Y pensó en ello cuando se miró los ojos verdes, en ese terror inaudito que le había visto a Azael cuando se echó hacia atrás, separando sus bocas y rompiendo el beso. Azael había lucido tan aterrorizado, como solo Aurora lo había visto una vez, cuando tenía trece años. Cuando él había pensado que iba a perderla.

Aurora miró su cicatriz, esa, pequeña y casi imperceptible en la mejilla.

«¿Por qué? ¿Por qué me besó...?»

Aurora no lo sintió, pero hubo tres golpecitos en su puerta.
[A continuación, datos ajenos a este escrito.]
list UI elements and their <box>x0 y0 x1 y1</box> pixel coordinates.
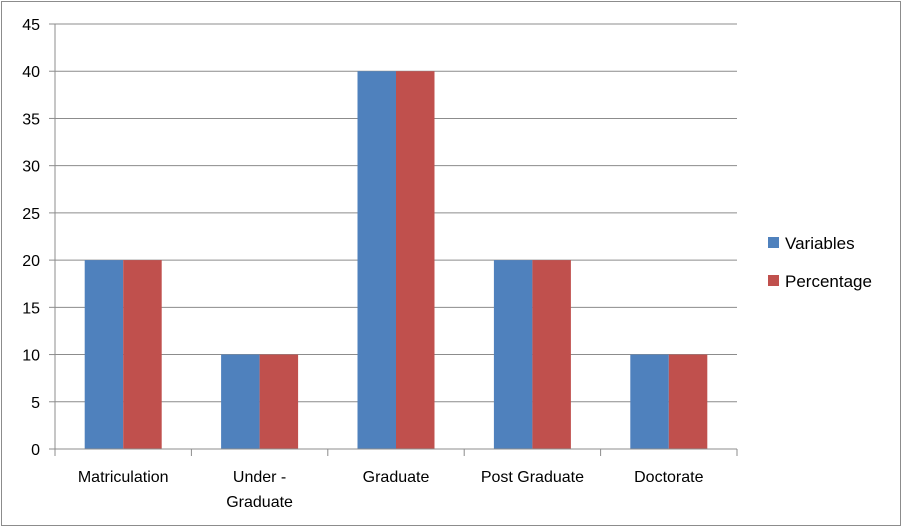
bars <box>84 71 708 449</box>
bar-variables-4 <box>630 354 669 449</box>
y-tick-label: 10 <box>22 348 40 365</box>
axes <box>49 23 738 456</box>
bar-percentage-3 <box>532 260 571 449</box>
x-tick-labels: Matriculation Under - Graduate Graduate Post… <box>78 469 704 511</box>
y-tick-label: 45 <box>22 17 40 34</box>
y-tick-label: 0 <box>31 442 40 459</box>
y-tick-label: 30 <box>22 159 40 176</box>
x-tick-label: Under - <box>233 469 286 486</box>
legend-label-percentage: Percentage <box>785 272 872 291</box>
y-tick-labels: 0 5 10 15 20 25 30 35 40 45 <box>22 17 40 459</box>
legend-swatch-percentage <box>768 275 779 286</box>
legend: Variables Percentage <box>768 234 872 291</box>
bar-percentage-0 <box>123 260 162 449</box>
y-tick-label: 20 <box>22 253 40 270</box>
x-tick-label: Matriculation <box>78 469 169 486</box>
legend-swatch-variables <box>768 237 779 248</box>
bar-percentage-2 <box>396 71 435 449</box>
bar-variables-0 <box>84 260 124 449</box>
y-tick-label: 35 <box>22 111 40 128</box>
x-tick-label: Post Graduate <box>481 469 584 486</box>
y-tick-label: 40 <box>22 64 40 81</box>
x-tick-label: Graduate <box>226 494 293 511</box>
x-tick-label: Doctorate <box>634 469 703 486</box>
bar-variables-2 <box>357 71 396 449</box>
bar-percentage-4 <box>668 354 708 449</box>
y-tick-label: 15 <box>22 300 40 317</box>
legend-label-variables: Variables <box>785 234 855 253</box>
y-tick-label: 5 <box>31 395 40 412</box>
bar-variables-1 <box>221 354 260 449</box>
y-tick-label: 25 <box>22 206 40 223</box>
x-tick-label: Graduate <box>363 469 430 486</box>
bar-percentage-1 <box>259 354 299 449</box>
bar-variables-3 <box>493 260 533 449</box>
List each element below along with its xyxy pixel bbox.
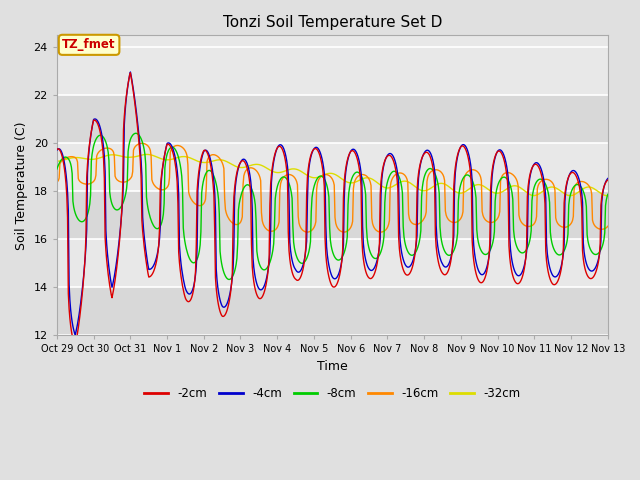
Y-axis label: Soil Temperature (C): Soil Temperature (C) xyxy=(15,121,28,250)
Bar xyxy=(57,240,608,288)
Title: Tonzi Soil Temperature Set D: Tonzi Soil Temperature Set D xyxy=(223,15,442,30)
Bar xyxy=(57,96,608,144)
Text: TZ_fmet: TZ_fmet xyxy=(62,38,116,51)
Bar xyxy=(57,48,608,96)
X-axis label: Time: Time xyxy=(317,360,348,373)
Legend: -2cm, -4cm, -8cm, -16cm, -32cm: -2cm, -4cm, -8cm, -16cm, -32cm xyxy=(140,382,525,404)
Bar xyxy=(57,288,608,336)
Bar xyxy=(57,192,608,240)
Bar xyxy=(57,144,608,192)
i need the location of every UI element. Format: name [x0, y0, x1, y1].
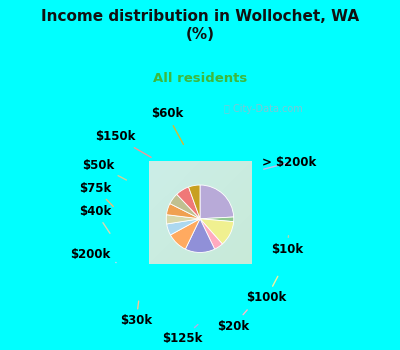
Text: ⓘ City-Data.com: ⓘ City-Data.com: [224, 104, 303, 114]
Wedge shape: [200, 217, 234, 222]
Text: $50k: $50k: [82, 159, 126, 180]
Wedge shape: [170, 219, 200, 249]
Wedge shape: [188, 185, 200, 219]
Wedge shape: [200, 219, 222, 249]
Wedge shape: [166, 215, 200, 224]
Text: $100k: $100k: [246, 276, 286, 304]
Text: $40k: $40k: [79, 205, 111, 233]
Text: $200k: $200k: [70, 248, 116, 262]
Wedge shape: [167, 219, 200, 235]
Text: $30k: $30k: [120, 301, 152, 328]
Wedge shape: [170, 194, 200, 219]
Wedge shape: [200, 185, 234, 219]
Text: $60k: $60k: [151, 107, 184, 145]
Wedge shape: [177, 187, 200, 219]
Text: $150k: $150k: [96, 131, 151, 158]
Text: $20k: $20k: [217, 310, 249, 332]
Text: > $200k: > $200k: [262, 156, 316, 169]
Text: Income distribution in Wollochet, WA
(%): Income distribution in Wollochet, WA (%): [41, 9, 359, 42]
Text: $10k: $10k: [271, 236, 303, 256]
Wedge shape: [200, 219, 234, 244]
Wedge shape: [185, 219, 215, 252]
Text: $125k: $125k: [162, 324, 202, 345]
Wedge shape: [166, 204, 200, 219]
Text: All residents: All residents: [153, 72, 247, 85]
Text: $75k: $75k: [79, 182, 113, 206]
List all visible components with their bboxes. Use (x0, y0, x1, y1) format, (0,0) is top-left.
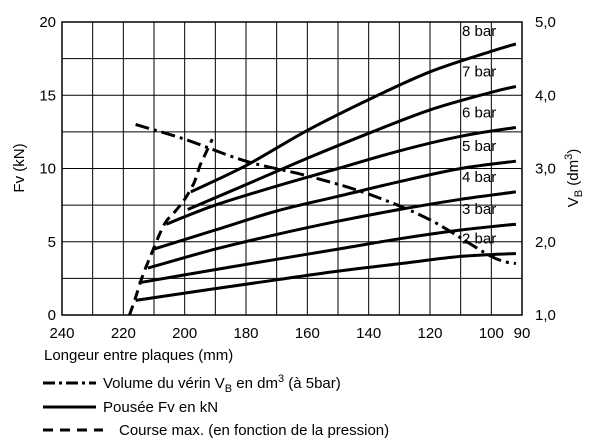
legend-label-volume: Volume du vérin VB en dm3 (à 5bar) (103, 373, 341, 395)
plot-frame (61, 21, 523, 316)
legend-volume-sup: 3 (278, 373, 284, 385)
legend-volume-end: (à 5bar) (284, 375, 341, 392)
y-right-label-sup: 3 (563, 154, 575, 160)
pousee-line (153, 159, 517, 251)
legend-label-pousee: Pousée Fv en kN (103, 399, 218, 416)
x-axis-label: Longeur entre plaques (mm) (44, 347, 233, 364)
series-label-2-bar: 2 bar (462, 230, 496, 247)
y-right-tick-label: 4,0 (535, 87, 556, 104)
x-tick-label: 120 (417, 325, 442, 342)
course-max-line (128, 138, 214, 316)
y-right-label-unit: (dm (565, 160, 582, 190)
series-layer (128, 42, 517, 316)
series-label-6-bar: 6 bar (462, 104, 496, 121)
pousee-line (165, 126, 517, 226)
y-right-tick-label: 5,0 (535, 14, 556, 31)
series-label-4-bar: 4 bar (462, 169, 496, 186)
y-left-tick-label: 5 (48, 234, 56, 251)
y-left-axis-label: Fv (kN) (11, 143, 28, 192)
y-right-label-main: V (565, 197, 582, 207)
legend-volume-main: Volume du vérin V (103, 375, 225, 392)
legend-volume-sub: B (225, 383, 232, 395)
y-right-tick-label: 3,0 (535, 161, 556, 178)
pousee-line (135, 252, 516, 302)
y-right-label-sub: B (573, 190, 585, 197)
y-right-tick-labels: 1,0 2,0 3,0 4,0 5,0 (535, 14, 556, 324)
y-right-label-end: ) (565, 149, 582, 154)
pousee-line (187, 85, 517, 211)
legend: Volume du vérin VB en dm3 (à 5bar) Pousé… (43, 373, 389, 439)
series-label-7-bar: 7 bar (462, 63, 496, 80)
legend-label-course: Course max. (en fonction de la pression) (119, 422, 389, 439)
series-label-5-bar: 5 bar (462, 138, 496, 155)
x-tick-label: 140 (356, 325, 381, 342)
series-label-8-bar: 8 bar (462, 23, 496, 40)
series-label-3-bar: 3 bar (462, 201, 496, 218)
y-right-tick-label: 1,0 (535, 307, 556, 324)
x-tick-label: 180 (233, 325, 258, 342)
x-tick-label: 90 (514, 325, 531, 342)
x-tick-labels: 240 220 200 180 160 140 120 100 90 (49, 325, 530, 342)
x-tick-label: 200 (172, 325, 197, 342)
series-labels: 8 bar 7 bar 6 bar 5 bar 4 bar 3 bar 2 bar (462, 23, 496, 247)
y-left-tick-label: 0 (48, 307, 56, 324)
x-tick-label: 160 (295, 325, 320, 342)
legend-volume-mid: en dm (232, 375, 278, 392)
y-right-tick-label: 2,0 (535, 234, 556, 251)
y-left-tick-labels: 0 5 10 15 20 (39, 14, 56, 324)
x-tick-label: 240 (49, 325, 74, 342)
y-right-axis-label: VB (dm3) (563, 149, 585, 207)
y-left-tick-label: 20 (39, 14, 56, 31)
pousee-line (147, 190, 517, 270)
pousee-line (138, 222, 517, 285)
y-left-tick-label: 10 (39, 161, 56, 178)
x-tick-label: 220 (111, 325, 136, 342)
volume-line (135, 123, 517, 266)
y-left-tick-label: 15 (39, 87, 56, 104)
pousee-line (190, 42, 517, 194)
x-tick-label: 100 (479, 325, 504, 342)
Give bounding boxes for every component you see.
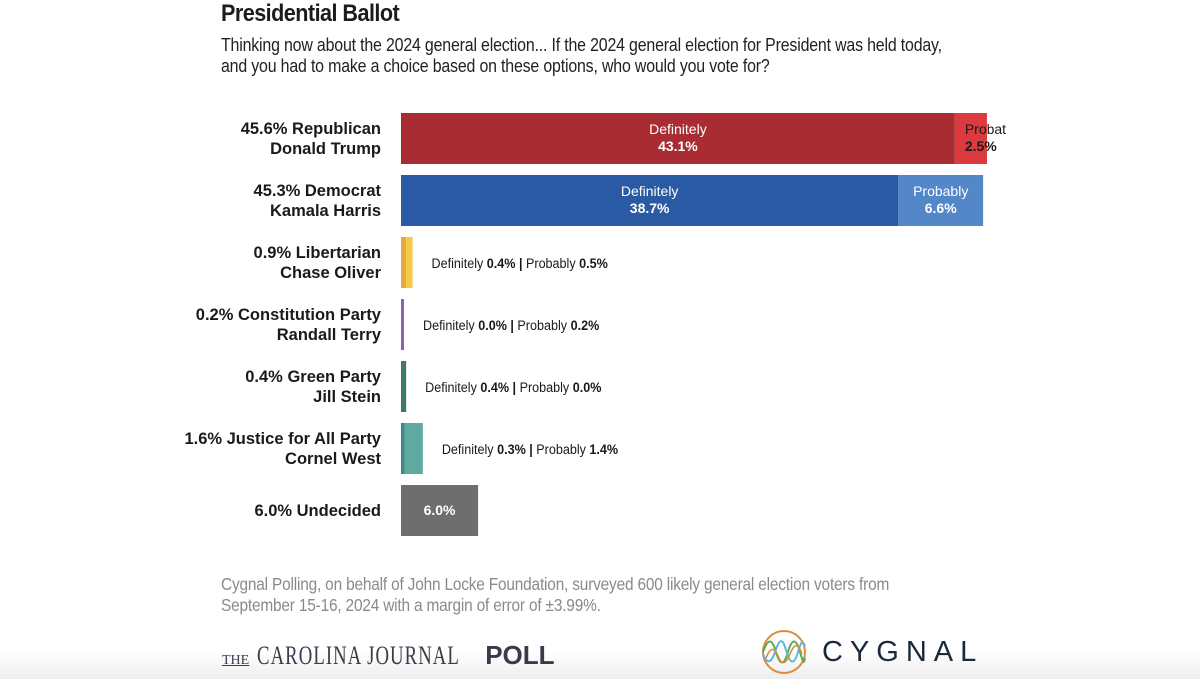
logo-carolina-journal: CAROLINA JOURNAL	[257, 641, 461, 670]
bar-probably	[406, 237, 413, 288]
definitely-value: 38.7%	[630, 200, 670, 216]
definitely-label: Definitely	[442, 441, 497, 457]
bar-row: 0.4% Green Party Jill Stein Definitely 0.4…	[245, 361, 602, 412]
probably-label: Probably	[913, 183, 968, 199]
candidate-label-line-1: 0.2% Constitution Party	[196, 306, 382, 324]
bar-probably	[404, 423, 423, 474]
separator: |	[515, 255, 526, 271]
bar-row: 45.6% Republican Donald Trump Definitely43…	[241, 113, 1006, 164]
candidate-label-line-1: 0.4% Green Party	[245, 368, 382, 386]
definitely-value: 0.4%	[487, 255, 516, 271]
candidate-label-line-1: 1.6% Justice for All Party	[184, 430, 381, 448]
subtitle-line-2: and you had to make a choice based on th…	[221, 55, 770, 76]
definitely-label: Definitely	[649, 121, 707, 137]
definitely-value: 0.0%	[478, 317, 507, 333]
definitely-label: Definitely	[423, 317, 478, 333]
bar-definitely	[401, 423, 405, 474]
candidate-label-line-2: Kamala Harris	[270, 202, 381, 220]
candidate-label-line-1: 45.6% Republican	[241, 120, 381, 138]
probably-label: Probat	[965, 121, 1006, 137]
footnote-line-1: Cygnal Polling, on behalf of John Locke …	[221, 574, 890, 594]
bar-row: 0.2% Constitution Party Randall Terry Defi…	[196, 299, 599, 350]
probably-label: Probably	[520, 379, 573, 395]
candidate-label: 6.0% Undecided	[254, 502, 381, 520]
methodology-footnote: Cygnal Polling, on behalf of John Locke …	[221, 574, 890, 616]
subtitle-line-1: Thinking now about the 2024 general elec…	[221, 34, 942, 55]
logo-poll: POLL	[485, 640, 555, 670]
candidate-label-line-2: Cornel West	[285, 450, 381, 468]
separator: |	[526, 441, 537, 457]
bar-probably	[401, 299, 404, 350]
bar-row: 1.6% Justice for All Party Cornel West Def…	[184, 423, 618, 474]
candidate-label-line-2: Donald Trump	[270, 140, 381, 158]
separator: |	[509, 379, 520, 395]
bar-definitely	[401, 113, 955, 164]
bar-probably	[954, 113, 987, 164]
bar-definitely	[401, 237, 407, 288]
candidate-label-line-1: 0.9% Libertarian	[254, 244, 381, 262]
probably-value: 2.5%	[965, 138, 997, 154]
chart-title: Presidential Ballot	[221, 0, 400, 27]
probably-label: Probably	[517, 317, 570, 333]
sine-wave-circle-icon	[762, 630, 806, 674]
bar-definitely	[401, 361, 407, 412]
split-label: Definitely 0.3% | Probably 1.4%	[442, 441, 618, 457]
bar-value: 6.0%	[424, 502, 456, 518]
bar-row: 45.3% Democrat Kamala Harris Definitely38.…	[254, 175, 984, 226]
carolina-journal-poll-logo: THE CAROLINA JOURNAL POLL	[222, 640, 555, 670]
split-label: Definitely 0.4% | Probably 0.5%	[432, 255, 608, 271]
probably-label: Probably	[526, 255, 579, 271]
candidate-label-line-2: Chase Oliver	[280, 264, 381, 282]
definitely-value: 0.4%	[480, 379, 509, 395]
bar-row: 6.0% Undecided 6.0%	[254, 485, 479, 536]
split-label: Definitely 0.0% | Probably 0.2%	[423, 317, 599, 333]
probably-value: 0.0%	[573, 379, 602, 395]
definitely-label: Definitely	[621, 183, 679, 199]
bar-definitely	[401, 485, 479, 536]
probably-value: 0.2%	[571, 317, 600, 333]
definitely-value: 43.1%	[658, 138, 698, 154]
probably-label: Probably	[536, 441, 589, 457]
footnote-line-2: September 15-16, 2024 with a margin of e…	[221, 595, 601, 615]
bar-row: 0.9% Libertarian Chase Oliver Definitely 0…	[254, 237, 608, 288]
separator: |	[507, 317, 518, 333]
probably-value: 1.4%	[589, 441, 618, 457]
chart-subtitle: Thinking now about the 2024 general elec…	[221, 34, 978, 76]
candidate-label-line-1: 45.3% Democrat	[254, 182, 382, 200]
cygnal-wordmark: CYGNAL	[822, 635, 984, 668]
split-label: Definitely 0.4% | Probably 0.0%	[425, 379, 601, 395]
definitely-label: Definitely	[425, 379, 480, 395]
definitely-value: 0.3%	[497, 441, 526, 457]
probably-value: 6.6%	[925, 200, 957, 216]
bar-probably	[898, 175, 984, 226]
cygnal-logo: CYGNAL	[760, 628, 983, 676]
logo-the: THE	[222, 653, 250, 668]
footer-band	[0, 650, 1200, 679]
candidate-label-line-2: Randall Terry	[277, 326, 382, 344]
probably-value: 0.5%	[579, 255, 608, 271]
candidate-label-line-2: Jill Stein	[313, 388, 381, 406]
bar-definitely	[401, 175, 899, 226]
definitely-label: Definitely	[432, 255, 487, 271]
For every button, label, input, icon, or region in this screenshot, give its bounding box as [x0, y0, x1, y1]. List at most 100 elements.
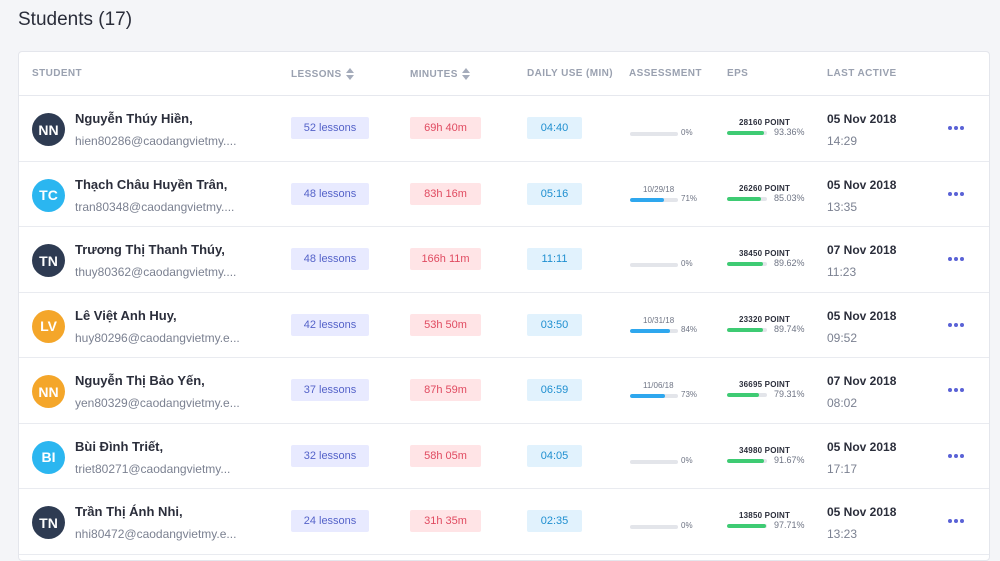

Ella estaba tan perdida en sus pensamientos que no escuchó la puerta entreabriese y el rostro de su madre asomarse a verla, solo un poco. Encontrándola allí, sentada frente al tocador, mirándose al espejo y tocándose la boca con cuidado, casi rozándola.

Y Ariah estuvo quieta, observándola por un tiempo con la agudeza que solo una madre poseía y evaluándola. Viendo como su niña cerraba los ojos y suspiraba, cubriéndose los labios y mordisqueándoselos como si quisiera encontrar algún rastro ahí.

Ariah Gallone simplemente la observó.

—¿Aurora, cariño? —preguntó entonces, cuando su hija se sacudía en un temblor casi imperceptible, como si fuera a llorar. Aurora abrió sus ojos de repente, sobresaltándose y volteando a verla con los ojos amplios y asustados. Ariah le sonrió suave y pequeñamente, como había aprendido a hacerlo. Fingiendo que no había visto nada —¿Cómo estás?

Aurora lucía inquieta y alarmada, bajando sus manos a su regazo y entrelazándolas con rapidez, asintiendo con fuerzas —Si, yo... si. Estoy bien.

Y mientras tanto Aurora pensaba, con su madre frente a ella, que pasaría si Ariah supiera que Azael la había besado; si, tal vez, su madre se sentiría asqueada porque los veía como hermanos, cuando no lo eran. Aquella imagen se había destruido ante sus ojos y no eran Azael y Aurora Harvet, no. Aurora rechazaba ese pensamiento —el que ellos estuvieran verdaderamente unidos por apellido— como si le repugnara, porque había comenzado a hacerlo.

Pero cualquier gesto se desvaneció, no sonrió, no habló, solo desvío la mirada. Los últimos pensamientos rondándole por la cabeza no asqueándola, sino que avergonzándola y aterrándola. Pero Ariah no parecía notar aquello, ajena al caos en el que se había convertido su hija, que ni siquiera se atrevía a sostenerle la mirada. Su madre miraba la habitación con ese gesto elegante que solo escondía curiosidad, las facciones rígidas e imperturbables observando cada detalle. Al final, cuando Aurora ocultaba sus manos temblorosas en su regazo, Ariah se adentró a la habitación con cuidado. Sus tacones finos y el aspecto arreglado, cuidadoso.